Dessert was more of a challenge, Iain admits. He used a mixture of various sweet treats – crumpets, chocolate chip brioche, fruit scones – to make a hearty bread and butter pudding with maple syrup and custard, and guests queued up to be served canteen style.

“I could have plated it myself, but I thought let’s have some old school – literally – fun,” he says.

The vegan alternative, created by Hispi chef Karl Kivell who assisted Iain in the kitchen, was smoked and caramelised banana with watermelon granita. It was frankly astonishing to think it had been created from ingredients otherwise destined for the bin. It would be a hit on any restaurant menu.

It wasn’t all about the food, either. Tom Higham, the man behind Northern Quarter sherry bar Flok and Didsbury’s Wine & Wallop, created two cocktails using waste ingredients. The first saw slightly-past-its-best-but-still-drinkable prosecco cooked down and blended with homemade gin and peach syrup, while the second used donated IPA for a fluffy concoction with raspberry, caramel, lemon and cinnamon.

“What Corin is doing is absolutely amazing,” says Iain about Real Junk Food, the not-for-profit community interest project run by Corin Bell, which will soon launch a waste food catering business. “I hope they can find a permanent home in the city centre.

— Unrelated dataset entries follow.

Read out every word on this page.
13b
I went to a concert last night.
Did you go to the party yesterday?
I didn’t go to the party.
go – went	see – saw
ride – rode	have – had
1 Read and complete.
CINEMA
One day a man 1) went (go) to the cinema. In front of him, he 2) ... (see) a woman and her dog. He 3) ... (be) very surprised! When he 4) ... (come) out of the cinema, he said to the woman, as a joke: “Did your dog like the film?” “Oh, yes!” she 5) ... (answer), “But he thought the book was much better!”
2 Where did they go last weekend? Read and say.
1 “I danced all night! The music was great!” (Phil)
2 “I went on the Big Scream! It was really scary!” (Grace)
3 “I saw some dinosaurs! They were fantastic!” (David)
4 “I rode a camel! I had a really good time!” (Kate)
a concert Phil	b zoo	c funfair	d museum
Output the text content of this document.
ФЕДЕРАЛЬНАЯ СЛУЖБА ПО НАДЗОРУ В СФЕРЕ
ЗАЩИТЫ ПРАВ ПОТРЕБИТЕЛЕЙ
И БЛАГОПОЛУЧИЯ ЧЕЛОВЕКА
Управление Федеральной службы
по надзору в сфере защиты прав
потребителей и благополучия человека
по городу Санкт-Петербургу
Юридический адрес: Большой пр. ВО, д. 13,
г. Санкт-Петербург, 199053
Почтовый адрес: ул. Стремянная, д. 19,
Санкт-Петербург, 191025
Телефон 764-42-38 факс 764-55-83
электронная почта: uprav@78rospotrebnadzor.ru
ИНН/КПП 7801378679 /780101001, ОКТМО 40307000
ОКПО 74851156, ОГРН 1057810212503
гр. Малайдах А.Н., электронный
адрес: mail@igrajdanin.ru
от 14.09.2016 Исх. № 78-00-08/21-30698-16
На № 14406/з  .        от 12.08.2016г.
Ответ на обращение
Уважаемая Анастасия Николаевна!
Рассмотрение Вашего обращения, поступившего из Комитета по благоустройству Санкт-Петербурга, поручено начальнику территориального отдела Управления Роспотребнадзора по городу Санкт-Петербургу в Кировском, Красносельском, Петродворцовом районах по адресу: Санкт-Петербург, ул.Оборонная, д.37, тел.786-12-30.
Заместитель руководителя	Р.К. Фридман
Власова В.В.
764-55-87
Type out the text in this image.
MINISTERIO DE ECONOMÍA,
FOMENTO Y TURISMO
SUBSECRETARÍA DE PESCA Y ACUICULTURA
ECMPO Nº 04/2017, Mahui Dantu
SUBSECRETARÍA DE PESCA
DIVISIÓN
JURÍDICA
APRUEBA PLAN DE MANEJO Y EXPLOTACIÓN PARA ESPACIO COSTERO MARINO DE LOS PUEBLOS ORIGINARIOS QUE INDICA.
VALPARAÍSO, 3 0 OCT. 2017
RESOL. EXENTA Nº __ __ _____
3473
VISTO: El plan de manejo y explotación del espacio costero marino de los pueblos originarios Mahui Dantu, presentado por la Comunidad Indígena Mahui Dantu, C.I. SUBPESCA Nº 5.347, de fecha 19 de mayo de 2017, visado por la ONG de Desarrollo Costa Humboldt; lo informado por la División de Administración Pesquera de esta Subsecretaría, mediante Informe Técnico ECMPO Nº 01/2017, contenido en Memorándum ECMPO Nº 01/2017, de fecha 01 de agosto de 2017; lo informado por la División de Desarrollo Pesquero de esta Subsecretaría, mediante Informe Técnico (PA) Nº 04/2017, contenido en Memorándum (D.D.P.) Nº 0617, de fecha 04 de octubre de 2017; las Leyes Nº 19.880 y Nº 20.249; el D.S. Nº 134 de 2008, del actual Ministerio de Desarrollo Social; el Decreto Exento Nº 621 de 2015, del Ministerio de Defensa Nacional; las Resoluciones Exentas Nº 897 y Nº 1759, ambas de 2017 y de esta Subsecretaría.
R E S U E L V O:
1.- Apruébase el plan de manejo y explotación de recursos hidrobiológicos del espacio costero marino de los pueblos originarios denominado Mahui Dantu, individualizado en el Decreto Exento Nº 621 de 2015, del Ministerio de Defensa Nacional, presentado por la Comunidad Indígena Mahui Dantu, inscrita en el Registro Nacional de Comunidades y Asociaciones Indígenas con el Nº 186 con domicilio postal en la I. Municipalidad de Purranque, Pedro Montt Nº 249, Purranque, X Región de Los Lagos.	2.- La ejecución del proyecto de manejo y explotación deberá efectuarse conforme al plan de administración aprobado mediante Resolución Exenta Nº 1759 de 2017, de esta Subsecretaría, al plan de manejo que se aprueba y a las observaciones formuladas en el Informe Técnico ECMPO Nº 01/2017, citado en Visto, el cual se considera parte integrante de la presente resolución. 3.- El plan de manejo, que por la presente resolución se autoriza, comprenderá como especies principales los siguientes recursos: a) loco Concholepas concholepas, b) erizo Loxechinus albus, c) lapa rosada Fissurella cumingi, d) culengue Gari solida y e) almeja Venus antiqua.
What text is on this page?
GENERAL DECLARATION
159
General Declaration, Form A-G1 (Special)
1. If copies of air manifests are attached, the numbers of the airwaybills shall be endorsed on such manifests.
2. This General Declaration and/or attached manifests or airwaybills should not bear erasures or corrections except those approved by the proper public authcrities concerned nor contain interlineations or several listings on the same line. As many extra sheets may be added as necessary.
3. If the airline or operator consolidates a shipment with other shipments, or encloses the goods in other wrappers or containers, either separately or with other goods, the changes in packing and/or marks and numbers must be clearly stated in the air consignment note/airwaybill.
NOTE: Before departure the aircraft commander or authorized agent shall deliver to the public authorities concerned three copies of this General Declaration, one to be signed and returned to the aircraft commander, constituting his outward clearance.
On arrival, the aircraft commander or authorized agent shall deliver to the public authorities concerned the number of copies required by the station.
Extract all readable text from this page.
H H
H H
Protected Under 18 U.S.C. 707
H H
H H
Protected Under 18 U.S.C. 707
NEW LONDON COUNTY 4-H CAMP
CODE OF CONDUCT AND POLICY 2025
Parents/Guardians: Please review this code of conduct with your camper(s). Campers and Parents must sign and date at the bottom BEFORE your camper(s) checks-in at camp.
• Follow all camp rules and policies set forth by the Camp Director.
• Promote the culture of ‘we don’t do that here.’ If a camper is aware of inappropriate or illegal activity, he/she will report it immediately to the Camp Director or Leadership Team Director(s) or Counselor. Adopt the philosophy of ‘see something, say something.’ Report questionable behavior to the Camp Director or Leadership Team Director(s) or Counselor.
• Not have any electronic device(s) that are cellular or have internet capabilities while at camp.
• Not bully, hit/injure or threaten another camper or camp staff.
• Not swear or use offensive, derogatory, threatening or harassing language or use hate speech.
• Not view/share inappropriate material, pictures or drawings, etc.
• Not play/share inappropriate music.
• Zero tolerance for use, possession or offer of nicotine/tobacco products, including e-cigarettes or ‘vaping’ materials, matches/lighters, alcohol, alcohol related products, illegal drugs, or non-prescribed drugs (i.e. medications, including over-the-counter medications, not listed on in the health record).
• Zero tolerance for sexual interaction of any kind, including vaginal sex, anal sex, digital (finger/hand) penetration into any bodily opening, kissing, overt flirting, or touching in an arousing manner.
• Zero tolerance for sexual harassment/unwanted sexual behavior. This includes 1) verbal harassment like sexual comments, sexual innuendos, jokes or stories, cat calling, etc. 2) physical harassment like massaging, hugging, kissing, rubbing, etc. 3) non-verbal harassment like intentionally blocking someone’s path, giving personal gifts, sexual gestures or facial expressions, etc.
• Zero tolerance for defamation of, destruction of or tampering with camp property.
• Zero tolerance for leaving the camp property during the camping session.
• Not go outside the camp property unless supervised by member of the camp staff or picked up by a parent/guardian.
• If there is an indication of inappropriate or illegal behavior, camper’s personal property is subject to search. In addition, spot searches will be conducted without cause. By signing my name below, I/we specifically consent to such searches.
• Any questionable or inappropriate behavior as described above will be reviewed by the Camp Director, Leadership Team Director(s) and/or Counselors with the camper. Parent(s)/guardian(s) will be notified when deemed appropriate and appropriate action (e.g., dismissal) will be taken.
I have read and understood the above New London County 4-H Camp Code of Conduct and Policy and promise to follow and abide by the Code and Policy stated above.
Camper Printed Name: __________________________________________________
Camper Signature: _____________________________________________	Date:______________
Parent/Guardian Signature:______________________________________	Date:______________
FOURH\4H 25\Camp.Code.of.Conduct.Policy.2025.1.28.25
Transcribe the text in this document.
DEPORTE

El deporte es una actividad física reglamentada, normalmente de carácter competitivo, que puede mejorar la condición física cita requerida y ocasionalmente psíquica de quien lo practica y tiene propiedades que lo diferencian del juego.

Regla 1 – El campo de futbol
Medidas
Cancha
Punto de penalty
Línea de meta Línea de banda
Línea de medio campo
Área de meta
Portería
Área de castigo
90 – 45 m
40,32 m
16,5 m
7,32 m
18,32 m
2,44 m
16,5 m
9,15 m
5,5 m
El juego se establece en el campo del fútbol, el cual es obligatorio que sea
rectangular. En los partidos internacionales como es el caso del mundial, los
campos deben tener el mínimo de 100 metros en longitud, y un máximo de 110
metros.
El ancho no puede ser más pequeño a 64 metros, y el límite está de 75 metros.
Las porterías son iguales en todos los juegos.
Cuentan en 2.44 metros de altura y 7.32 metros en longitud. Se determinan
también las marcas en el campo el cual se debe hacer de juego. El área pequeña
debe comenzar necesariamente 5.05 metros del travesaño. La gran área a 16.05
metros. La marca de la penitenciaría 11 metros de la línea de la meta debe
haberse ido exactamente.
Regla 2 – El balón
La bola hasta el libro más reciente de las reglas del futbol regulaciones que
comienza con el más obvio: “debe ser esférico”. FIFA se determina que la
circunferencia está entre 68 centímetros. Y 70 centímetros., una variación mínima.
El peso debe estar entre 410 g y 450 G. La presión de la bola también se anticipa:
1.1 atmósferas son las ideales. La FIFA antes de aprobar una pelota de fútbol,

“That great concept where people who maybe aren’t that well off but can go in and have a cup of tea or a meal, and they’ve taken it to another level in actually giving people balanced meals. What the chefs do there is absolutely incredible, what they’re doing day in day out. It’s devastatingly impressive.”

From the reaction in the room on Saturday night, the same could be said for Iain’s event. Challenge successful.